Peter
Sarnow, Ph.D. Peter Sarnow is a Professor in the Department of
Microbiology and Immunology at Stanford University School of Medicine. He
received his Ph.D. in 1982 from the State University of New York at Stony
Brook, working on the functions of the adenovirus tumor antigens in the
laboratory of Dr. Arnold J. Levine. He subsequently joined the laboratory of
Dr. David Baltimore at the Massachusetts Institute of Technology and the
Whitehead Institute for Biomedical Research in Cambridge, MA. There he studied
virus-host interactions in poliovirus-infected cells using an infectious viral
cDNA as a tool.
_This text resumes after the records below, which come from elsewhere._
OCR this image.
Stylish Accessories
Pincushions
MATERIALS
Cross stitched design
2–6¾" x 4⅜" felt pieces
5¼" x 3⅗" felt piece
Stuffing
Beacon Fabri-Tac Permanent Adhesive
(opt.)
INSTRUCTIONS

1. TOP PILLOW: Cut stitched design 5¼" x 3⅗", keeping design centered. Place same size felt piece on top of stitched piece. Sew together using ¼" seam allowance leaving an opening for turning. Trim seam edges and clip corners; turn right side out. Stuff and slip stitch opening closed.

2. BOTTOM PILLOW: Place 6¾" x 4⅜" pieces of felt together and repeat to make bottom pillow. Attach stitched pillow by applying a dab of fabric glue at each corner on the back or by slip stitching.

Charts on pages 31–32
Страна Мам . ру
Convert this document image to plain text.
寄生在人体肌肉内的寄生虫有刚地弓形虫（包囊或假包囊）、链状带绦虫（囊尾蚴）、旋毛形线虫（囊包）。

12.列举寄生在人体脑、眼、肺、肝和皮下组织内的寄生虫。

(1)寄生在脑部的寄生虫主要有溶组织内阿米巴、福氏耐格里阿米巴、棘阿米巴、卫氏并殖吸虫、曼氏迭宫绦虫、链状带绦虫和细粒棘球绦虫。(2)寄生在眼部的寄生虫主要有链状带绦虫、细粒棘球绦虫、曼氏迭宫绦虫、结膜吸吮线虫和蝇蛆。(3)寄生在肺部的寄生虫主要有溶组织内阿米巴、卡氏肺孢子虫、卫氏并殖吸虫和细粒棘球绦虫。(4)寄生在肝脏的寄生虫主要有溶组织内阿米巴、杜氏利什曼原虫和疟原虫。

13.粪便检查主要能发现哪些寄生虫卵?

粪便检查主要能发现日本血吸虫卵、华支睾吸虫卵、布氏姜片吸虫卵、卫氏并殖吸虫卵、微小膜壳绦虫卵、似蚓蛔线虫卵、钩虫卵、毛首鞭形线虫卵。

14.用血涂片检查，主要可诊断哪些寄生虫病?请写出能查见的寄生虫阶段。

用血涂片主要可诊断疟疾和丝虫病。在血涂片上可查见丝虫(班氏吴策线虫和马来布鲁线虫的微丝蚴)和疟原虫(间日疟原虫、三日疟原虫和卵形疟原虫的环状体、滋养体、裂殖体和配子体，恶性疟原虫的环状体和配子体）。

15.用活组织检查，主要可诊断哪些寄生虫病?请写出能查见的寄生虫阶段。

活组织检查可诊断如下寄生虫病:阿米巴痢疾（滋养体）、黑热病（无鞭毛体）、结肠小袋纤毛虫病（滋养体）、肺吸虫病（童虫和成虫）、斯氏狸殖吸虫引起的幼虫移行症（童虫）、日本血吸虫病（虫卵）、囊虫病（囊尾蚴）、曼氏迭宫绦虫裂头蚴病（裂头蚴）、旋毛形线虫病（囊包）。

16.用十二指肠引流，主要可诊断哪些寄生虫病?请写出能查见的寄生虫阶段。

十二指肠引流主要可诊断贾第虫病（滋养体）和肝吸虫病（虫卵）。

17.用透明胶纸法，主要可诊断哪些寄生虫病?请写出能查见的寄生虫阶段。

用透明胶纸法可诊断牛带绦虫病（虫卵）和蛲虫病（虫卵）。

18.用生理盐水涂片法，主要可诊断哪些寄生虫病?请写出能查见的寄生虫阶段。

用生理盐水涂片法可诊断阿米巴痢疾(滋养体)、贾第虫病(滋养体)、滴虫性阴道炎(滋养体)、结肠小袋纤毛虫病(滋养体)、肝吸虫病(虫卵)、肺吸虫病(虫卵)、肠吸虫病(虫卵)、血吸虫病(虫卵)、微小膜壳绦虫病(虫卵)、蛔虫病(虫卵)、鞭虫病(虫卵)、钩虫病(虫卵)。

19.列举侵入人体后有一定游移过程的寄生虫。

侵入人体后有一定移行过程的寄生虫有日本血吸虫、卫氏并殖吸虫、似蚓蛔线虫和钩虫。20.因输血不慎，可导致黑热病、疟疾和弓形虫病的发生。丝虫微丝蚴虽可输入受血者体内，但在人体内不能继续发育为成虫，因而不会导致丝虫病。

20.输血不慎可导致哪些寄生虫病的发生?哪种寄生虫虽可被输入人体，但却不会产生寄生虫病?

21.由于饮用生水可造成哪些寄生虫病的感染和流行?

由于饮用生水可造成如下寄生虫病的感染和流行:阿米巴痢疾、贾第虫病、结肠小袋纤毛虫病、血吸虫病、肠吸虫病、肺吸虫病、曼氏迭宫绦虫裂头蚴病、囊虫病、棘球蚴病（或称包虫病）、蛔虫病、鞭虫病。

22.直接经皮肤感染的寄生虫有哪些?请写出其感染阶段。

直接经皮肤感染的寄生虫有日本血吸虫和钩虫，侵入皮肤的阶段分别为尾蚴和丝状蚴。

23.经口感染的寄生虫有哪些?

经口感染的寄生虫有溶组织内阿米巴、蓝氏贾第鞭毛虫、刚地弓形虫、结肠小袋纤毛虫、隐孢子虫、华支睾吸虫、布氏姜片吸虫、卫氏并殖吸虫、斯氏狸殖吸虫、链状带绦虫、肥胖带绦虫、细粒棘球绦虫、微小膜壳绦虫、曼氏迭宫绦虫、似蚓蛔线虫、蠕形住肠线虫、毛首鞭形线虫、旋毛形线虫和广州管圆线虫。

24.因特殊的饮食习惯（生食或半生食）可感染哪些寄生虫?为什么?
In 1986, he took an independent faculty position in the
Department of Biochemistry, Biophysics and Genetics at the University of
Colorado where he discovered internal ribosome entry sites (IRES) in cellular
mRNAs and established a program to examine mRNA-ribosome interactions in
mammalian cells. After his move to Stanford University in 1996, he discovered
and studied diverse IRES elements in insect viruses that can bind ribosomes and
mediate translation without the aid of canonical translation initiation factors
from the A-site of the ribosome. In collaboration with Joachim Frank and
Christian Spahn at the Wadsworth Center in Albany, New York, a cryo-electron
microscopic view of an IRES bound to 80S ribosomes could be obtained. These
studies indicated that IRES elements can function as RNA-based translation
factors. More recently, his laboratory has been studying the mechanism by which
certain microRNA molecules regulate expression of cellular and viral mRNAs. In
particular, he is focusing on the mechanism by which a liver-specific microRNA
upregulates the abundance of hepatitis C viral RNAs in infected cultured liver
cells. These research venues point to a novel viral Achilles’ heel and
potential antiviral therapeutics.
Dr. Sarnow is an editor of Virology and is on the editorial board of Genes & Development, Journal
of Virology and Molecular &
Cellular Biology. His pre- and postdoctoral studies were supported by
stipends from the Studienstiftung des Deutschen Volkes and the Deutsche
Forschungsgemeinschaft, respectively. His independent faculty research was
supported by a Faculty Research Award of the American Cancer Society.